LouvreのPorte St. Germain l'Auxerrois からSt. Germain l'Auxerrois 教会の前を通って、SAMARITAINEへ。
昨日あれだけ美しかったPont Neuf の花の装飾は、既に取り外されている。SAMARITAINE のおもちゃ売り場は、Pont Neuf の正面に見える本館的建物の中にはない。その隣のRue du Pont Neuf に沿った細長い別館的建物全体がおもちゃ売り場である。親におもちゃをねだる子。孫のためにおもちゃを買ってやろうとあれこれ選んでいる年配の方。日本でもお馴染みの光景。
さて、水鉄砲。最も小さいものを選んだ。65F。

再び、ピラミッドの広場へ。息子は小さいピラミッドを「ダイヤモンド」と呼ぶ。水鉄砲に噴水の池の水をセット。しかし、あれこれやってみても、水が出ない。どうなってるのかなあと、思っていると、突然、ピチュ−ッ。あやうく観光客ご夫妻に当たるところであった。その後、息子はピチュ−ッ、ピチュ−ッと大はしゃぎ。

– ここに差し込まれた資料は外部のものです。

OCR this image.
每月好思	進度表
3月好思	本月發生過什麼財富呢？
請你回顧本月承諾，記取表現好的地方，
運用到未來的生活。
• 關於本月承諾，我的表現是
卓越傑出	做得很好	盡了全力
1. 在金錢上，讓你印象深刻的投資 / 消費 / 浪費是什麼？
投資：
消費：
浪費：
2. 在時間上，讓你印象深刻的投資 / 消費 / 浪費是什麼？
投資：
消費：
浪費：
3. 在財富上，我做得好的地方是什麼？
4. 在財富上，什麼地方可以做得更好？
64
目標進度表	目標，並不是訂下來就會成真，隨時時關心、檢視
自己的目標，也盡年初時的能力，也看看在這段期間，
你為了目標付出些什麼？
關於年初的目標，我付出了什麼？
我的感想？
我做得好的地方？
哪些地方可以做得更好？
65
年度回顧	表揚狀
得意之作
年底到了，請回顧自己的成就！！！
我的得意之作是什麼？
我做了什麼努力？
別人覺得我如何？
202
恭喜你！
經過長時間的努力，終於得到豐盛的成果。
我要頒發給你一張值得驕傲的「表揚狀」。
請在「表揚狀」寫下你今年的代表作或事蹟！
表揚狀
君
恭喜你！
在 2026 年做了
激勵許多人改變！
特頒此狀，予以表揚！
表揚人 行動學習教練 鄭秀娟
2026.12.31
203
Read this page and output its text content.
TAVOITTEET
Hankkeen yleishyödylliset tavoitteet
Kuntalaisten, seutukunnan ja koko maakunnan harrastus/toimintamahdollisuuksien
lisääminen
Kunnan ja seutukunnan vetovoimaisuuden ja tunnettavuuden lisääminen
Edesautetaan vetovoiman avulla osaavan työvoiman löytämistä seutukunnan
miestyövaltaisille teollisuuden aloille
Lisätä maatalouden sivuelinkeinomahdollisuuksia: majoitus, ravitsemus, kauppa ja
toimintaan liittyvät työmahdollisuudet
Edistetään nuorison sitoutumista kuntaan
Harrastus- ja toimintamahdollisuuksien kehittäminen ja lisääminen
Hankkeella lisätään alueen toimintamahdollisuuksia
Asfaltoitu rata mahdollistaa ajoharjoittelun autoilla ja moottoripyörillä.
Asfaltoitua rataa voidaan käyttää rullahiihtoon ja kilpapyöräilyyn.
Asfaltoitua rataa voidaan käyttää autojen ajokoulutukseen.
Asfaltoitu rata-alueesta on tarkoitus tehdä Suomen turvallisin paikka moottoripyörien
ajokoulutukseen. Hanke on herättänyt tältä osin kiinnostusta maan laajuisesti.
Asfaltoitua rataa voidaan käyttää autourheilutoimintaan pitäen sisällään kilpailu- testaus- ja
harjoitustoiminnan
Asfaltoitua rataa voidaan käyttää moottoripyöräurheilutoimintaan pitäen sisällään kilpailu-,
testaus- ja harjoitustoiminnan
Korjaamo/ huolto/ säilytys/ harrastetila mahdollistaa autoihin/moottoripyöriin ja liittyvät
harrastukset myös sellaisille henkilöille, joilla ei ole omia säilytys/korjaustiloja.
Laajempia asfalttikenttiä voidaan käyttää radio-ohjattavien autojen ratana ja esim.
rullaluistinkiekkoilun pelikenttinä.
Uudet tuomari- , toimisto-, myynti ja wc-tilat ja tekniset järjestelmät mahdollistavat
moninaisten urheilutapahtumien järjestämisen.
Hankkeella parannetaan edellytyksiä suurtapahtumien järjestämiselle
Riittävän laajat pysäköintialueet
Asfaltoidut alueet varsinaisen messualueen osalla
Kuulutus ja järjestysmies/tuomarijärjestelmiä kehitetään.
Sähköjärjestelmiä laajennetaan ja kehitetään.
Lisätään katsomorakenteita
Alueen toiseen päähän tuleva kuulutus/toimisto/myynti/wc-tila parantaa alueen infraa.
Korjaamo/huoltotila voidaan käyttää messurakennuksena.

私は、水を汲んでは、セットしてやり、童心に帰って楽しんだ。遠足の高校生たちは、私たちの方を見て、「何やこいつらは」てな眼差し。しかし、美術の宝庫の前で、私はいったい何をやっているのだろうか...。ピチュ−ッ。
夕刻、体調を取り戻した妻と共に。再びLouvreへ。子供に急かされ、駆け足ながらも、 新生 Louvreの中の様々な美術品を鑑賞する。美術館を出ると、やはり再び、ピチ ュ−ッ、ピチュ−ッ。